Bernece Berkman-Hunter was a pioneer painter, graphic artist, designer, and teacher born in 1911 in Chicago, Illinois.
She studied art at the Art Institute of Chicago and privately with two of Chicago’s important early modernists, Todros Geller and Rudolph Weisenborn. Geller viewed art as a tool for social reform. Weisenborn was an avant-garde painter. Aligned against the academic establishment, both of these artists introduced Hunter to Cubism, Expressionism and the power of art as a visual “tool for social reform.”
She was a member of the radical American Artists Conference and joined a printmaking group that circulated left-wing pamphlets advocating that artists and writers crusade for social reform. One of her themes was the 1937 steel strike in South Chicago where police and workers clashed and many people were injured and several killed. Berkman-Hunter also painted earlier work that belied “a true Regionalist” style which garnered her the distinction of being “a master at capturing the urban milieu around her” she eventually abandoned this more traditional form of painting. The primary focus of her artistic career became an increased commitment to political activism.
Eventually, an even greater artistic influence on her work would come from under the direction of one of “America's leading abstractionists”, Stuart Davis. During the late 40s Hunter studied with Davis at The New School for Social Research in New York City, an emerging arts center that became renowned as a “home to the "modernist" impulse in painting, dance, politics, social policy and the “arts in general.” It was here that she further developed what would ultimately become her signature style, geometric colorist abstraction, a highly personalized synthesis of cubism, fauvism, and expressionism. This style was comprised of “angular shapes, compressed space, vibrant color and distorted forms” all of which culminate in a highly individualistic modernist style.

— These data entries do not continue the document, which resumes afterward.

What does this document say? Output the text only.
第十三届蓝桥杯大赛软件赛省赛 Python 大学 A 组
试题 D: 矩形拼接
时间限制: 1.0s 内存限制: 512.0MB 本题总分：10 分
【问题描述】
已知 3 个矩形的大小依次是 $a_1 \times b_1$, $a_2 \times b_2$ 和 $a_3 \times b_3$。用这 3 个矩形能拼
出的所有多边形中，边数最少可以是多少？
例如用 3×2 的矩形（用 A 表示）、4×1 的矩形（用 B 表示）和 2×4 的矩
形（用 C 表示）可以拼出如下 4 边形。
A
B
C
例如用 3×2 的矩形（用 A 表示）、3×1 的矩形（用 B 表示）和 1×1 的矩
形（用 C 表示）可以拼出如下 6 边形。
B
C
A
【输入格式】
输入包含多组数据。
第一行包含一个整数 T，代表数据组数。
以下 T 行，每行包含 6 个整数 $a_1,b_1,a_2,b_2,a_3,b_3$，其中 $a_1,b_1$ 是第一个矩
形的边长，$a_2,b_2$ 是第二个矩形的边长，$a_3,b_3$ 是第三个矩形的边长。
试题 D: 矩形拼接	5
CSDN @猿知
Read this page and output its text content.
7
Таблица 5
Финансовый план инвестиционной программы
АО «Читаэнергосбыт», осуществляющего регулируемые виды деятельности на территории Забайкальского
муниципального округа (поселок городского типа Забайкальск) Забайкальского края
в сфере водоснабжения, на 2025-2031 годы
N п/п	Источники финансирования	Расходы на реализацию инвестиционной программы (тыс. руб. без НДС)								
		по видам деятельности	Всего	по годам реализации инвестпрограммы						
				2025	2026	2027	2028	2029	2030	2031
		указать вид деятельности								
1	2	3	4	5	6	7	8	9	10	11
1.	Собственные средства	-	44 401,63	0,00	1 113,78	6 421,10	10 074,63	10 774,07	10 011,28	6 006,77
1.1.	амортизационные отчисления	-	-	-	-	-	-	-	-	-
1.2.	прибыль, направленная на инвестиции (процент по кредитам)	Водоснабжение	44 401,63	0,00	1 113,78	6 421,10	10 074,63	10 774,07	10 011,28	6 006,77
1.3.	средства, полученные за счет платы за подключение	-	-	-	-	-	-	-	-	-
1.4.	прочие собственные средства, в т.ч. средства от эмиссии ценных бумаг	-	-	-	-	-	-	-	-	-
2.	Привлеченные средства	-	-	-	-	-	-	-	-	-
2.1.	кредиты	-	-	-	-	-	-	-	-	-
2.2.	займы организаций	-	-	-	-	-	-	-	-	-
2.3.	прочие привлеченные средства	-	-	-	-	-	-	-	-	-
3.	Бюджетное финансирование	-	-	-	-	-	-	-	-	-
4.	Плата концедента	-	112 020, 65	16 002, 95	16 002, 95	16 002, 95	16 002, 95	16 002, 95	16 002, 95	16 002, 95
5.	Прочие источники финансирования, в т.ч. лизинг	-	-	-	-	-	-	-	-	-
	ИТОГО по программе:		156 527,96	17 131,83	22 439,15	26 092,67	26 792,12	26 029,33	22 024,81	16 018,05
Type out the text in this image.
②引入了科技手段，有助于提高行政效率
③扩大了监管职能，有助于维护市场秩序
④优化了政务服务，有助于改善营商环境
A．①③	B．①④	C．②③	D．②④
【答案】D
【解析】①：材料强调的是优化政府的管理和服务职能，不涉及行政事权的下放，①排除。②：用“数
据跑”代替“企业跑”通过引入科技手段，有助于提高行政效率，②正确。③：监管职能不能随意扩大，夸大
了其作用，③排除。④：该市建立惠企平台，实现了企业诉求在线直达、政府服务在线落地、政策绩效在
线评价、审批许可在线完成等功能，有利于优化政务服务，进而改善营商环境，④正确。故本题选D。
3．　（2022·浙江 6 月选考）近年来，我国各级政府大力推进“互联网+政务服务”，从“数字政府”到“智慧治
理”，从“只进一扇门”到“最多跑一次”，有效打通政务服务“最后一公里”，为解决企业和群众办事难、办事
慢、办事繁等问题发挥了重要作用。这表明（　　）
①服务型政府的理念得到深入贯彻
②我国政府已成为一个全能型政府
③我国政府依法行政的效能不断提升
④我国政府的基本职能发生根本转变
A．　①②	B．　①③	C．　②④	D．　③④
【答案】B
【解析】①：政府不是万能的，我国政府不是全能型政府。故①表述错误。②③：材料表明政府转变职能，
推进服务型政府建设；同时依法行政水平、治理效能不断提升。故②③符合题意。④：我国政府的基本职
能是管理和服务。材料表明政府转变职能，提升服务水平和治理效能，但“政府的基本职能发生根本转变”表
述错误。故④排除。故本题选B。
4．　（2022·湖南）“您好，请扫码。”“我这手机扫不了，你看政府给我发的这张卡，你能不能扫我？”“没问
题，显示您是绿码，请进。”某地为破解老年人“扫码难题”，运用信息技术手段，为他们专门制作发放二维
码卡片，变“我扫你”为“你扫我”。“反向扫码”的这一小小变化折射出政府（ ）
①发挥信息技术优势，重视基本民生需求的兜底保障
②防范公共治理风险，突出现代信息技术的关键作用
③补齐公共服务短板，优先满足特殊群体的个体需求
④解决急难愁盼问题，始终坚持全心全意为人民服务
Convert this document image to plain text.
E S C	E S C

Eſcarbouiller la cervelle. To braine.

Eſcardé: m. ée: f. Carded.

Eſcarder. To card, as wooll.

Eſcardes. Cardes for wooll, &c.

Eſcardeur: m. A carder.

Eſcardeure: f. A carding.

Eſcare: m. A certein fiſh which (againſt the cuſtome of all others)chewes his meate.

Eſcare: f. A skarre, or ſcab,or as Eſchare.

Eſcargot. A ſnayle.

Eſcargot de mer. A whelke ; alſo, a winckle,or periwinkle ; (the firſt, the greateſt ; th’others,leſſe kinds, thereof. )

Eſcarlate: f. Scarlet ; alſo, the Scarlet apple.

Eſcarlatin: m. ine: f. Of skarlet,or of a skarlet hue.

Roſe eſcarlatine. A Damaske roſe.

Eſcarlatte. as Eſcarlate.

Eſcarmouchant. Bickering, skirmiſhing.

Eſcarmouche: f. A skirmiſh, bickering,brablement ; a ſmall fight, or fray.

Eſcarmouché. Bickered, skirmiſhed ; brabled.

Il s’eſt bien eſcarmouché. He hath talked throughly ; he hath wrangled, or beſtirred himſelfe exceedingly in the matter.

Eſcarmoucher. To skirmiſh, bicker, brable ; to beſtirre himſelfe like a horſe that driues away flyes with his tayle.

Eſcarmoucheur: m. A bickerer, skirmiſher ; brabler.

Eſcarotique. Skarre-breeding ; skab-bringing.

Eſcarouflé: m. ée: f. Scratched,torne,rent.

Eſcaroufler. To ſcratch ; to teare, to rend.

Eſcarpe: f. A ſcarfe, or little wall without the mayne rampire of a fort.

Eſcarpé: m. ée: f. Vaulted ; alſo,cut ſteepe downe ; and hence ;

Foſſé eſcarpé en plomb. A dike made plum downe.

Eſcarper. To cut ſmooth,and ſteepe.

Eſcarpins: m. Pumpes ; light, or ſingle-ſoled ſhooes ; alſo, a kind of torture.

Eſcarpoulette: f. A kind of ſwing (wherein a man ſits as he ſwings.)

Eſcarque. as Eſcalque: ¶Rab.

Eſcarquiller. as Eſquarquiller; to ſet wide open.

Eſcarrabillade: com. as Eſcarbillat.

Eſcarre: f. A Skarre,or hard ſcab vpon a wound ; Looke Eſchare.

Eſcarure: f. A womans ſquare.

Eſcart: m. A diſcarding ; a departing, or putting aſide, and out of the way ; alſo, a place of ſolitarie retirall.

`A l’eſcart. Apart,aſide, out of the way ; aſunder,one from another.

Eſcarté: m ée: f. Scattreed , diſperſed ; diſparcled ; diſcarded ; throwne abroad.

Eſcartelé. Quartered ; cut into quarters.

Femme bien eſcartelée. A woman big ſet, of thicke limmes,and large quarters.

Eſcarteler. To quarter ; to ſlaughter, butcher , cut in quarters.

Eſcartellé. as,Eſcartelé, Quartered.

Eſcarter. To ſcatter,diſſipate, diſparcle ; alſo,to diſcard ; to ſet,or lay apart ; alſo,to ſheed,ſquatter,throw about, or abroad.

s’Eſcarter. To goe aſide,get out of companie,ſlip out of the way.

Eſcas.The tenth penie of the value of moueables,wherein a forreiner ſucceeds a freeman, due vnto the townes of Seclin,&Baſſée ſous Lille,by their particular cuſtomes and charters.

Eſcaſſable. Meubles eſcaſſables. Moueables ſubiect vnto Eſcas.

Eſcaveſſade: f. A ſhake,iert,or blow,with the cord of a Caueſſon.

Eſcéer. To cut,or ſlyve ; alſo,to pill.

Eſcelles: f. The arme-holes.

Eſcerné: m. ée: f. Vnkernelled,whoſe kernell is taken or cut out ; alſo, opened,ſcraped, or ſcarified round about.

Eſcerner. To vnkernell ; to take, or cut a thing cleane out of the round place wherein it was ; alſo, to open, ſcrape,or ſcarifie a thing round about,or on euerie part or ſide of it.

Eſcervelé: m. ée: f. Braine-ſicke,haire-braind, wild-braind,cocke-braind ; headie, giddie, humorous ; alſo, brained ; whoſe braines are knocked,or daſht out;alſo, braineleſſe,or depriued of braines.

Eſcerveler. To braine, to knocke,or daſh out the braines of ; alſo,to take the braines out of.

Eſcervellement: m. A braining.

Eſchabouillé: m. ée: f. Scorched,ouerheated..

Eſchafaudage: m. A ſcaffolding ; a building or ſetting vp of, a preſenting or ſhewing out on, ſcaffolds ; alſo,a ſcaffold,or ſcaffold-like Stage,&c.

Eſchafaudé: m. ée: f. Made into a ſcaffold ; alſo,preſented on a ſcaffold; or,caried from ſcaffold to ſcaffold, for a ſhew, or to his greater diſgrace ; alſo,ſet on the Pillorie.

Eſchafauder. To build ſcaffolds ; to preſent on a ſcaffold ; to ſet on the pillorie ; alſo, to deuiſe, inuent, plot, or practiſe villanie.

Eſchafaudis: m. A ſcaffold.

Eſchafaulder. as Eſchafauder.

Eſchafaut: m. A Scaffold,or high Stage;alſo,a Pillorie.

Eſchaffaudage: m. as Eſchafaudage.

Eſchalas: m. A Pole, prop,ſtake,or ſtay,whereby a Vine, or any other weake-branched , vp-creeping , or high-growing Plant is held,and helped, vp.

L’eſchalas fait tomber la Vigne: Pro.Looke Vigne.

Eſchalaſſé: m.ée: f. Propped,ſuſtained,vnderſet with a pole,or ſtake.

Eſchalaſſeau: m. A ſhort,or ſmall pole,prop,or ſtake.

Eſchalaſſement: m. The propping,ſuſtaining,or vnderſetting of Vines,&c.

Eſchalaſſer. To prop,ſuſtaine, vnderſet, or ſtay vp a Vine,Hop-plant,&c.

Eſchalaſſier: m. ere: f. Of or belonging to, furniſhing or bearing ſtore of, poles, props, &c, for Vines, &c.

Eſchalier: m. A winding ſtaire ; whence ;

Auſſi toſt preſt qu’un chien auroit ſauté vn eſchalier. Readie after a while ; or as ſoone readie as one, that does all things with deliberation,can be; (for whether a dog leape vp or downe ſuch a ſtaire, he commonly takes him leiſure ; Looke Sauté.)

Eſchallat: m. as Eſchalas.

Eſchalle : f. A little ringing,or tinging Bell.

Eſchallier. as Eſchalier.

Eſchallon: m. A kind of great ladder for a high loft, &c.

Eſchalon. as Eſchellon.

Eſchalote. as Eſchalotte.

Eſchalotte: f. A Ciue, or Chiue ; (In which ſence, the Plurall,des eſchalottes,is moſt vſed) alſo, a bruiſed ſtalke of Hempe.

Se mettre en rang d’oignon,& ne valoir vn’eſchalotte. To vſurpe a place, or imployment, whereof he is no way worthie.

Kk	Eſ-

As an important first generation female abstractionist she never abandoned the strong commitment to “political activism” found in her early works. To the contrary, much like Davis’, who continually “strived to portray the tempo of American life” in his work, Hunter continued to infuse social commentary in her pieces as well. Her early participation in modernism puts her in the very rare position (along with other first generation luminaries such as Lee Krasner and Hedda Sterne) of being among a handful of female forerunner’s to the mid-century Abstract Expressionist American art movement.
Hunter’s paintings are included in important public and private collections throughout the country and she was a member of many prominent art associations. She also had the distinction of her art be included in the American art exhibition at the 1939 New York World's Fair, an honor bestowed on a select group of artists.